The second part of his talk covered guidelines for API design or to put it in his words: “how to design a good API and why it matters”. This is rather unique material as Josh is responsible for some of the J2SE APIs he has lots of experience with API design. Nowadays, everybody is able to release all sorts of Open Source APIs and frameworks in the open and good API design is something that is not very trivial. Some soundbites that make you think:
“displease everyone equally”, “expect to make mistakes”, when in doubt, leave it out!”, “minimize accessibility of everything” and he added “..make your members as private as possible..” hmmm…wonder how this fits in with the JavaPolis theme :o)

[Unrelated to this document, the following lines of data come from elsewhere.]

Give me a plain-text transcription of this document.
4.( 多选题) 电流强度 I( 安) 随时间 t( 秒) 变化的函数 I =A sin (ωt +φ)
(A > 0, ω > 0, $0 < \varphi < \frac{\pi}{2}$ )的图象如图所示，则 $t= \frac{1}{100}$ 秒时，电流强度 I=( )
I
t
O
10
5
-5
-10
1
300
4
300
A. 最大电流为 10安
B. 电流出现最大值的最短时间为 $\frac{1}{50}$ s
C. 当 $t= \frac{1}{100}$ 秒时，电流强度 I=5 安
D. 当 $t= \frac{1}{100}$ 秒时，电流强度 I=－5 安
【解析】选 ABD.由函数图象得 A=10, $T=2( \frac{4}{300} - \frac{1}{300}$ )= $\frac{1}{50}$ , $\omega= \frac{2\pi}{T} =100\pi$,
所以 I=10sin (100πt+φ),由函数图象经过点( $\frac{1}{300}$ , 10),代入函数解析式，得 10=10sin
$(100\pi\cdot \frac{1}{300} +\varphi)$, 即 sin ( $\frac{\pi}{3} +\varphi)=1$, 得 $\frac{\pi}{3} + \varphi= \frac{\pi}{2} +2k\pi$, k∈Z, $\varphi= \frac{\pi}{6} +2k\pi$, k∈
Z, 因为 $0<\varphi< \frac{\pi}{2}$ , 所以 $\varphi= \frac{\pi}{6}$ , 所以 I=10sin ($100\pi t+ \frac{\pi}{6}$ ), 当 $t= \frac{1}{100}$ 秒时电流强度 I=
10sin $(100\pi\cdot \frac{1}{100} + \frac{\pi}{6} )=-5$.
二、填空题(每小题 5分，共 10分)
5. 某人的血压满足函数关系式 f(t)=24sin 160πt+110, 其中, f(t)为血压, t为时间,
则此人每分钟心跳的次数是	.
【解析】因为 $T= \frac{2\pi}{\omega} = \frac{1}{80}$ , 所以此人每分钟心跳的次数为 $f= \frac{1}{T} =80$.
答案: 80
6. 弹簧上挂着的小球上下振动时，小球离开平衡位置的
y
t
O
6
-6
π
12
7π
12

The afternoon session that I picked was titled ‘AJAX in Action’ and was presented by web development gurus Ben Galbraith and Dion Almaer. There was so much information in the AJAX session that it will be nearly impossible to sum it up here, so I encourage you to get a copy of their slides at ajaxian.com or hold your breath and get hold of the JavaPolis 2005 DVD when it will be available. I bought last year’s DVD and have no regrets. A lot of the presentations on it are stil current.
I’m quite happy with both universities that I’ve picked today. Excellent speakers and a lot of stuff to think about. Now that the first part of JavaPolis is over, I’m quite anxious to what the remainder of the conference will bring. University was definitely worth every penny!